2 Replies Latest reply on Sep 24, 2013 12:37 PM by jbertram

    one-port support for HornetQ

    jmesnil

      One of the main features planned for WildFly is to use a single port for all remoting access (including JMS).

       

      WildFly 8 will only have a single HTTP port opened and remoting clients will switch to their respective protocols by initiating a HTTP Upgrade request.

      This impacts HornetQ since it must be able to fit into this design to have its connectors and acceptors ready to work with a single port.

       

      HornetQ connectors (that are used by clients to connect to the brokers) must be able to initiate the HTTP Upgrade request and switch to its core protocol after the Upgrade succeeds.

      Similarly, HornetQ acceptors must be ready to handle the HTTP Upgrade and upgrade the connection to serve the core protocol.

       

      In WildFly, the Undertow Web container is in charge of the HTTP upgrade and protocols must be registered to a ChannelUpgradeHandler and provide an implementation of XNIO's ChannelListener<StreamConnection> that corresponds to the switched connection after the upgrade succeeds.

       

      Note that this only concerns HornetQ CORE protocol (used for JMS) and not its STOMP and AMQP implementations where the protocols (and their client implementations) do not support connections initiated by a HTTP Upgrade.

       

      Acceptors

       

      HornetQ is using Netty 3.x at the moment and this version does not accept socket handover. This will not fit with WildFly design where Undertow+XNIO owns the server socket.
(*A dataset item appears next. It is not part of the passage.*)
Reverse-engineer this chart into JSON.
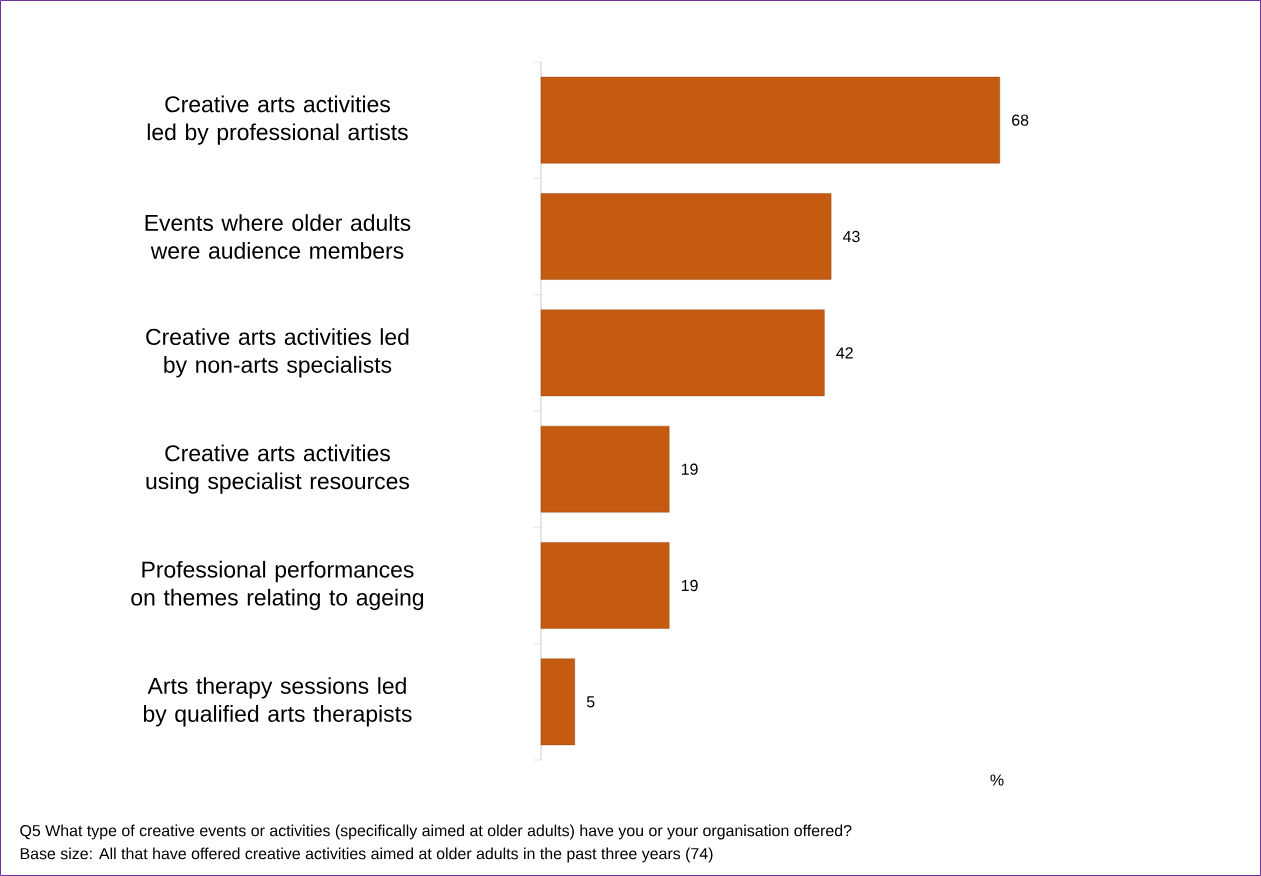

      There are 2 possibilites to provide one-port acceptor for HornetQ:

      1. Upgrade to Netty 4.x (that support socket handover), patch XNIO to be able to access the ServerSocket and implement a ChannelListener<StreamConnection> that will access this raw server socket and pass it somehow to Netty in the existing NettyAcceptor. This also implies to run performance tests with Netty 4.x to avoid any regression.

      2. Create a XNIO-based Acceptor that can be plugged into HornetQ. This requires no upgrade to Netty (since it will not be used at all) or patch to XNIO. I am not sure how much work this new acceptor represents... and we will have to run performance tests with it too.

       

      In both case, WildFly's messaging subsystem will be configured to register HornetQ core's ChannelListener<StreamConnection> to its Undertow server.

      For HornetQ standalone, we could also provide one-port support by embedding an Undertow Web server with a ChannelUpgradeHandler and registering its CORE protocol. This would ensure that the HornetQ clients would always use the same connector regardless of connecting to WildFly or standalone HornetQ.

      => This would add a dependency to undertow-core + XNIO in hornetq-server module.

       

      Connectors

       

      Connectors will now connect to the broker by initiating a HTTP request with a Upgrade header.

      That implies that HornetQ client jar must be able to make this HTTP request and perform the Upgrade handshake.

      Unfortunately, java.net.HttpURLConnection can not be used since it does not allow to use the Upgrade header by default.

      One option would be to use Undertow client code (adding a dependency to undertow-core + xnio) that would perform the HTTP Upgrade and give access to the StreamConnection.

       

      HornetQ is also using Netty 3.x for its remoting client side.  We have the same options to provide one-port connector for HornetQ

      1. Upgrade to Netty 4.x, apply the same patch to XNIO to access the raw socket and pass it to the existing Netty Connector

      2. Create a XNIO-based Connector. Again, I am not sure how much work this new connector represents...

       

      To sum up, there are 2 alternatives:

      1. Upgrade to Netty 4.x, patch XNIO and keep the existing Netty-based connector/acceptor

      2. Provde XNIO-based connector/acceptor. I don't know much about XNIO and have no idea the amount of work it represents to provide a new transport (will the same feature set than the Netty ones).

       

      Any thoughts on this?

        • 1. Re: one-port support for HornetQ
          ataylor

          I think upgrading netty is our best bet in the short term, as long as clients are backward compatible from a client protocol pov.

           

          Saying that, we also need single port on HornetQ for all our protocols as well.

          • 2. Re: one-port support for HornetQ
            jbertram

            I'd go with the Netty upgrade - especially since we have Norman to assist with any Netty-specific issues.

             

            Also, it's not clear to me that the demand is present for one-port support in HornetQ standalone.